One reason this picture is such a standout, explains Busch, is because of what you don’t see. You’ll notice that only a few cells are fluorescently labeled and therefore lit up in green, leaving the rest in shadows. As a result, it’s possible to trace the detailed branches of individual Purkinje cells and make out their intricate forms. As it turns out, this ability to trace Purkinje cells so precisely led Busch, who is a graduate student in Christian Hansel’s lab focused on the neurobiology of learning and memory, to a surprising discovery, which the pair recently reported in Science.1
Purkinje cells connect to nerve fibers that “climb up” from the brain stem, which connects your brain and spinal cord to help control breathing, heart rate, balance and more. Scientists thought that each Purkinje cell received only one of these climbing fibers from the brain stem on its single primary branch.
However, after carefully tracing thousands of Purkinje cells in brain tissue from both mice and humans, the researchers have now shown that Purkinje cells and climbing fibers don’t always have a simple one-to-one relationship. In fact, Busch and Hansel found more than 95 percent of human Purkinje cells have multiple primary branches, not just one. In mice, that ratio is closer to 50 percent.
The researchers went on to show that mouse Purkinje cells with multiple primary branches often also receive multiple climbing fibers. The discovery rewrites the textbook idea of how Purkinje cells in the brain and climbing fibers from the brainstem are anatomically arranged.
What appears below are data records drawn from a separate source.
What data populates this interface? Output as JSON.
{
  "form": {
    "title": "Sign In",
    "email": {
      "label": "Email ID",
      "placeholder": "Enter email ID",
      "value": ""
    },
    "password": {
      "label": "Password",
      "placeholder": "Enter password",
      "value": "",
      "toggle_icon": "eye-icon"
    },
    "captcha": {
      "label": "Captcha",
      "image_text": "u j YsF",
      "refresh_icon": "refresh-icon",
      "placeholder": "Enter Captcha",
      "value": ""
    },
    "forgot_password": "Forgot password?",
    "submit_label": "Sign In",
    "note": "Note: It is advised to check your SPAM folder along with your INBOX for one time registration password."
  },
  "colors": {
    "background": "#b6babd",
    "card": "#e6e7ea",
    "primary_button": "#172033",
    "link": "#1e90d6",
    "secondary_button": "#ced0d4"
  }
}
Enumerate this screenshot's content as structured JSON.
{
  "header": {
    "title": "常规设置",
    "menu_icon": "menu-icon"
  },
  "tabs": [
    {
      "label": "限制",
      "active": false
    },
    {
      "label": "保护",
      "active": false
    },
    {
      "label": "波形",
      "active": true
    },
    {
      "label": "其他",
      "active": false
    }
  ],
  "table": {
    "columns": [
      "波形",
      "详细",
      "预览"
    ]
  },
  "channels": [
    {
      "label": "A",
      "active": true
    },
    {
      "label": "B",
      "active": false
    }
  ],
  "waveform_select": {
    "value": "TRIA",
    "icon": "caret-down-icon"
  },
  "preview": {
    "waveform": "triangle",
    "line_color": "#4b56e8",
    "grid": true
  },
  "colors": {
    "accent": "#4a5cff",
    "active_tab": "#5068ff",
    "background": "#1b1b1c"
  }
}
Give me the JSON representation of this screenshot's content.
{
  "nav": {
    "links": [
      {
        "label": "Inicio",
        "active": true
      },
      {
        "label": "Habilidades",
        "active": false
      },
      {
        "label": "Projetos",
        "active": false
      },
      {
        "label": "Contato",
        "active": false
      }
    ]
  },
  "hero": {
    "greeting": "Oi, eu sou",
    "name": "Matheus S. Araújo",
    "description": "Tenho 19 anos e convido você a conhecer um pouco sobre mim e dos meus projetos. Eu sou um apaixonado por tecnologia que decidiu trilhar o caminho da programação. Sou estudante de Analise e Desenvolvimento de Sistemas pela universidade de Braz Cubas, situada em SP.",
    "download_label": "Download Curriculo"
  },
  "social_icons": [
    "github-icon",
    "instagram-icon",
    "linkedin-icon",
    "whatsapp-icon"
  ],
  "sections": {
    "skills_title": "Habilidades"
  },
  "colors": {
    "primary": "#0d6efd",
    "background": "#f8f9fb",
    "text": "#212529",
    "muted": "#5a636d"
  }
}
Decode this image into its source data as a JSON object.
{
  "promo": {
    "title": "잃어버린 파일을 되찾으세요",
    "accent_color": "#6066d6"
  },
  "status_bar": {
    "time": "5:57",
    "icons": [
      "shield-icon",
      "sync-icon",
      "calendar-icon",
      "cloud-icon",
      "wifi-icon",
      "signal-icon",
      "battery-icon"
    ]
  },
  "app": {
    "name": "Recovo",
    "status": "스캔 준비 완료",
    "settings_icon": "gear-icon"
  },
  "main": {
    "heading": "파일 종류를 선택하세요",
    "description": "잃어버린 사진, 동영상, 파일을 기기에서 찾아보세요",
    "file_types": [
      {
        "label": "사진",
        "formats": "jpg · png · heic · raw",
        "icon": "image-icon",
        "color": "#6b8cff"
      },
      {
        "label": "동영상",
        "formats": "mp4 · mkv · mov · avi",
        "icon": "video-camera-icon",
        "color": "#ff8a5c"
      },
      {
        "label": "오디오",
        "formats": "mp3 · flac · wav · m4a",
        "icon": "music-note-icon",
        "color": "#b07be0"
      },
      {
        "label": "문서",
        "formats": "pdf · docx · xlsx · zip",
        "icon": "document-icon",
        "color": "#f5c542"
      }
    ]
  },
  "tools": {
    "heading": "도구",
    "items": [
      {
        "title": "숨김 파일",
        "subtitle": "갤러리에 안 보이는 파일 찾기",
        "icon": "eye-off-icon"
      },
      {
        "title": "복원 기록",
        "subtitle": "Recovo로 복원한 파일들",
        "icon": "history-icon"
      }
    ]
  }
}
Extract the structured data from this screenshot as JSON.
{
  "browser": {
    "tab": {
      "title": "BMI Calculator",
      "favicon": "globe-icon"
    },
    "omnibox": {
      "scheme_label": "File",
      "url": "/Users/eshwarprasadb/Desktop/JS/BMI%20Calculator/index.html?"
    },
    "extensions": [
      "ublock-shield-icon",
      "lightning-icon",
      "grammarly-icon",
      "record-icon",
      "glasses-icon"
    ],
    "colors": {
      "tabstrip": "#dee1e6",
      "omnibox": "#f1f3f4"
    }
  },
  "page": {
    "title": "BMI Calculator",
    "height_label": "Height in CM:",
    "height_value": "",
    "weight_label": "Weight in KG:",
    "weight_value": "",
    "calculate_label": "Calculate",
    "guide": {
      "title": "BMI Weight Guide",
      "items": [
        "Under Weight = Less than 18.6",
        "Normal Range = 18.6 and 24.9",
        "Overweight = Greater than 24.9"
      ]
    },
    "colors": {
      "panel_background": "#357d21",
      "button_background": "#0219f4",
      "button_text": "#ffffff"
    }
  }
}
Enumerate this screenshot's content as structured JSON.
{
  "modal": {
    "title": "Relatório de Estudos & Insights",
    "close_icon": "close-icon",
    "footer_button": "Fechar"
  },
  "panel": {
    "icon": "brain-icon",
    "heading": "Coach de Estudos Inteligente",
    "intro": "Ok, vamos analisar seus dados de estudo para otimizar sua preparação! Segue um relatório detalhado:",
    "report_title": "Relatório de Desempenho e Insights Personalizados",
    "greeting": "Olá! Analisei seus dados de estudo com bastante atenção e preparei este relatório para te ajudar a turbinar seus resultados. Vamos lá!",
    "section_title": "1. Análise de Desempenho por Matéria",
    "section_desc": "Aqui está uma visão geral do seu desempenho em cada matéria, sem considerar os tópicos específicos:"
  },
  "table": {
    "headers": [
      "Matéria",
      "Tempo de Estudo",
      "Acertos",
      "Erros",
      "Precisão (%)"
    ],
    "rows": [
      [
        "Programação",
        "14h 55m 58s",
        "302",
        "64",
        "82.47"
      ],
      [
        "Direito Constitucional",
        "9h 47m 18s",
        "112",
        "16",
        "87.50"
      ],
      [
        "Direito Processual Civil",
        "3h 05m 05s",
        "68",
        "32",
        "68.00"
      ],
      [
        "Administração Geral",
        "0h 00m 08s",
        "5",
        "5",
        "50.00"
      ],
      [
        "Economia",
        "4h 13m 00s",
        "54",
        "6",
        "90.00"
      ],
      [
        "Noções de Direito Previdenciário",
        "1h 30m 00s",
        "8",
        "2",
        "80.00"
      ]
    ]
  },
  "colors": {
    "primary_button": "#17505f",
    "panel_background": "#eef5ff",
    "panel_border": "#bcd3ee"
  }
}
Not surprisingly, those extra connections in the cerebellum (located in the back of the brain) also have important functional implications. When Purkinje cells have just one climbing fiber input, the new study shows, the whole cell receives each signal equally and responds accordingly. But, in cells with multiple climbing fiber inputs, the researchers could detect differences across a single cell depending on which primary branch received an input.
What this means is that Purkinje cells in the brain have much more computational power than had been appreciated. That extra brain power has important implications for understanding how brain circuits can adapt and respond to changes outside the body that now warrant further study. The new findings may have implications also for understanding the role of these Purkinje cell connections in some neurological and developmental disorders, including autism2 and a movement disorder known as cerebellar ataxia.
As they say, a picture is worth a thousand words. And this winning image comes as a reminder that we still have more to learn from careful study of basic brain anatomy, with important implications for human health and disease.
References:
[1] SE Busch and C Hansel. Climbing fiber multi-innervation of mouse Purkinje dendrites with arborization common to human. Science. DOI: 10.1126/science.adi1024. (2023).
[2] DH Simmons et al. Sensory Over-responsivity and Aberrant Plasticity in Cerebellar Cortex in a Mouse Model of Syndromic Autism. Biological Psychiatry: Global Open Science. DOI: 10.1016/j.bpsgos.2021.09.004. (2021).